Precisazioni: produrre corpi chetonici con un regime alimentare chetogenico vuol dire entrare in uno stato di chetosi FISIOLOGICA, da NON CONFONDERE con la chetosi diabetica che è PATOLOGICA ed è attivata da meccanismi totalmente diversi

In quali situazioni sono indicate le diete chetogeniche:
 obesità e sovrappeso, rapida perdita di peso che incoraggia il paziente e mancanza di senso di fame
 interventi chirurgici programmati che necessitano di una riduzione di peso entro un certo periodo
 varie patologie come epilessia, emicrania, sclerosi multipla, ovaio policistico, diabete mellito di tipo 2, psoriasi, steatosi epatica, tiroidite di Hashimoto, artrite reumatoide ecc…

N.B.: Le diete chetogeniche possono ridurre i sintomi e rallentare il progredire della malattia, in associazione ai farmaci (quando necessari e prescritti dal medico); purtroppo non eliminano la patologia (vale per qualsiasi regime alimentare).

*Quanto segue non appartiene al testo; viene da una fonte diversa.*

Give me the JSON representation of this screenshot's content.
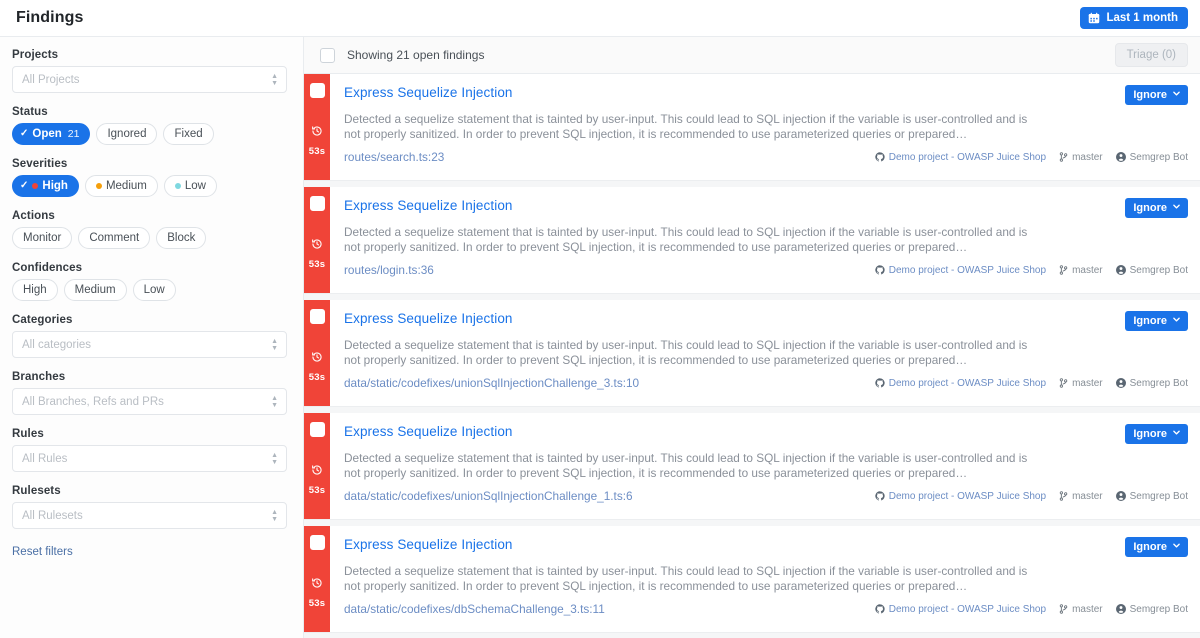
{
  "header": {
    "title": "Findings",
    "date_filter": {
      "label": "Last 1 month",
      "icon": "calendar-icon"
    }
  },
  "sidebar": {
    "projects": {
      "label": "Projects",
      "placeholder": "All Projects"
    },
    "status": {
      "label": "Status",
      "options": [
        {
          "label": "Open",
          "count": "21",
          "active": true
        },
        {
          "label": "Ignored",
          "count": "",
          "active": false
        },
        {
          "label": "Fixed",
          "count": "",
          "active": false
        }
      ]
    },
    "severities": {
      "label": "Severities",
      "options": [
        {
          "label": "High",
          "active": true,
          "color": "#f04438"
        },
        {
          "label": "Medium",
          "active": false,
          "color": "#f59f0b"
        },
        {
          "label": "Low",
          "active": false,
          "color": "#7fd8e0"
        }
      ]
    },
    "actions": {
      "label": "Actions",
      "options": [
        {
          "label": "Monitor"
        },
        {
          "label": "Comment"
        },
        {
          "label": "Block"
        }
      ]
    },
    "confidences": {
      "label": "Confidences",
      "options": [
        {
          "label": "High"
        },
        {
          "label": "Medium"
        },
        {
          "label": "Low"
        }
      ]
    },
    "categories": {
      "label": "Categories",
      "placeholder": "All categories"
    },
    "branches": {
      "label": "Branches",
      "placeholder": "All Branches, Refs and PRs"
    },
    "rules": {
      "label": "Rules",
      "placeholder": "All Rules"
    },
    "rulesets": {
      "label": "Rulesets",
      "placeholder": "All Rulesets"
    },
    "reset": "Reset filters"
  },
  "main": {
    "showing_text": "Showing 21 open findings",
    "triage_button": "Triage (0)",
    "select_all_checkbox": "",
    "findings": [
      {
        "title": "Express Sequelize Injection",
        "description": "Detected a sequelize statement that is tainted by user-input. This could lead to SQL injection if the variable is user-controlled and is not properly sanitized. In order to prevent SQL injection, it is recommended to use parameterized queries or prepared…",
        "filepath": "routes/search.ts:23",
        "age": "53s",
        "severity": "high",
        "severity_color": "#f04438",
        "action_label": "Ignore",
        "project": "Demo project - OWASP Juice Shop",
        "branch": "master",
        "author": "Semgrep Bot"
      },
      {
        "title": "Express Sequelize Injection",
        "description": "Detected a sequelize statement that is tainted by user-input. This could lead to SQL injection if the variable is user-controlled and is not properly sanitized. In order to prevent SQL injection, it is recommended to use parameterized queries or prepared…",
        "filepath": "routes/login.ts:36",
        "age": "53s",
        "severity": "high",
        "severity_color": "#f04438",
        "action_label": "Ignore",
        "project": "Demo project - OWASP Juice Shop",
        "branch": "master",
        "author": "Semgrep Bot"
      },
      {
        "title": "Express Sequelize Injection",
        "description": "Detected a sequelize statement that is tainted by user-input. This could lead to SQL injection if the variable is user-controlled and is not properly sanitized. In order to prevent SQL injection, it is recommended to use parameterized queries or prepared…",
        "filepath": "data/static/codefixes/unionSqlInjectionChallenge_3.ts:10",
        "age": "53s",
        "severity": "high",
        "severity_color": "#f04438",
        "action_label": "Ignore",
        "project": "Demo project - OWASP Juice Shop",
        "branch": "master",
        "author": "Semgrep Bot"
      },
      {
        "title": "Express Sequelize Injection",
        "description": "Detected a sequelize statement that is tainted by user-input. This could lead to SQL injection if the variable is user-controlled and is not properly sanitized. In order to prevent SQL injection, it is recommended to use parameterized queries or prepared…",
        "filepath": "data/static/codefixes/unionSqlInjectionChallenge_1.ts:6",
        "age": "53s",
        "severity": "high",
        "severity_color": "#f04438",
        "action_label": "Ignore",
        "project": "Demo project - OWASP Juice Shop",
        "branch": "master",
        "author": "Semgrep Bot"
      },
      {
        "title": "Express Sequelize Injection",
        "description": "Detected a sequelize statement that is tainted by user-input. This could lead to SQL injection if the variable is user-controlled and is not properly sanitized. In order to prevent SQL injection, it is recommended to use parameterized queries or prepared…",
        "filepath": "data/static/codefixes/dbSchemaChallenge_3.ts:11",
        "age": "53s",
        "severity": "high",
        "severity_color": "#f04438",
        "action_label": "Ignore",
        "project": "Demo project - OWASP Juice Shop",
        "branch": "master",
        "author": "Semgrep Bot"
      }
    ]
  }
}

Sono diete adatte a tutti? Assolutamente NO. Sono sconsigliate in presenza di determinate patologie, in concomitanza con l’assunzione di alcuni farmaci. Per questi motivi, sono richieste specifiche analisi del sangue da portare al colloquio nutrizionale. In base agli esiti dei valori ematici, alle informazioni emerse durante il colloquio e al grado di motivazione del paziente, potrò decidere se il paziente è un candidato adatto

Per quanto tempo? Dipende dall’obiettivo che si vuole raggiungere; solitamente 3-6 settimane. Se necessario, è possibile fare più cicli di dieta chetogenica, intervallati da una dieta simile ad una dieta mediterranea ma come meno carboidrati e a basso indice glicemico

Cosa succede quando si termina la dieta chetogenica? Le opzioni sono due:
 tornare alle SBAGLIATE abitudini alimentari precedenti e riprendere tutti i kg persi
 seguire le mie indicazioni e reintrodurre GRADUALMENTE i carboidrati con l’obiettivo di tornare ad una dieta mediterranea sana ed equilibrata; al fine di mantenere nel tempo il peso corporeo raggiunto, sarà consigliato un corso di Educazione Alimentare, tenuto da me, per acquisire concetti e regole che vi permetteranno di fare scelte alimentari più consapevoli, per voi e per la vostra famiglia!